Song's 2-up semifinal victory over incoming UCLA freshman Stephanie Kono set up her showdown with Joh, who knocked off another future Bruin, 2009 recruit Tiffany Lua, 4 and 3, in their semifinal, birdieing six of her first seven holes, three from more than 30 feet. (Joh beat teammate Sydnee Michaels in the second round as six current or future UCLA golfers made it to match play.)

Asked about facing a soon-to-be college rival, Joh was typically sarcastic. "I am pretty much used to losing to Trojans these days," she joked, alluding to USC's wins over UCLA at the Pac-10 and NCAA championships.

Song took the first hole with a par but never stretched her lead beyond the 2-up advantage she held after the morning 18. Despite Joh's censorious assessment of her skills, she showed no outward signs of nervousness; during lunch, she blew bubbles through the straw in her soda while gabbing with her mother, passing on any extra putting practice.

Twice in the afternoon, Joh cut the lead to one hole only to see Song return it to two. After both players birdied the par-4 29th, the momentum finally swung. A bogey 5 from Song cost her the 30th hole, and then Joh holed birdie putts of eight and 10 feet on the 32nd and 33rd to grab the lead.
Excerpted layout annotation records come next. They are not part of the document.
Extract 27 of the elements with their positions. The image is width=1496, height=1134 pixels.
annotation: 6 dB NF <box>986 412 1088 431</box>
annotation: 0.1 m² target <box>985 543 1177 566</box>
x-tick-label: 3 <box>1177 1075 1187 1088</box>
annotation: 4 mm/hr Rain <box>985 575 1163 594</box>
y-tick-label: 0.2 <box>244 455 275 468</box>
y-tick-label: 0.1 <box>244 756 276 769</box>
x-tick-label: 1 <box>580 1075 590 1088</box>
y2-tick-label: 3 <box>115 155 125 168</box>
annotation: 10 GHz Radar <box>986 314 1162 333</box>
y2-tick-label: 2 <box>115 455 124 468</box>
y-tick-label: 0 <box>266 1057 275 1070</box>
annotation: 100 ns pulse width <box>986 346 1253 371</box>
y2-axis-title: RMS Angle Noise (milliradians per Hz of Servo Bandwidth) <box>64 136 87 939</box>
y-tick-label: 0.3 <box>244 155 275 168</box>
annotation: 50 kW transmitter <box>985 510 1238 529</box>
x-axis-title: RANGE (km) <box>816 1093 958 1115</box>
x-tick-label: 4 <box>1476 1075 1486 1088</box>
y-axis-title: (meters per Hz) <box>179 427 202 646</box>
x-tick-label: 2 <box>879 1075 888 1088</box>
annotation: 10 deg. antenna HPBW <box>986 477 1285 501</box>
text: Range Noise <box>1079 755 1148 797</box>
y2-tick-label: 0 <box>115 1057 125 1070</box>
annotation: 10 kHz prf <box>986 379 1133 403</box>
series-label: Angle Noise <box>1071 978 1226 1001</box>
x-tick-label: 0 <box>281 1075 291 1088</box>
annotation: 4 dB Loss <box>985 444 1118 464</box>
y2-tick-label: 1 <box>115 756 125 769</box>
After Song hit her tee ball to 12 feet on the par-3 34th, she missed the birdie try and a three-footer for par to go 2 down. When Song couldn't convert a 20-footer for birdie on the 35th hole, Joh had her title.

If levity is Joh's coping mechanism, she has turned it into an art form, literally. On the media profile sheet, Joh creatively wrote:

"Haikus are easy/but sometimes they don't make sense/refrigerator."

Does Joh's pessimistic outlook inhibit her competitiveness? Some wonder how good Joh could be if she thought she was any good. Arguably, though, they are missing the point. No matter how low her expectations, Joh never stops trying to win. And isn't that the true sign of a champion?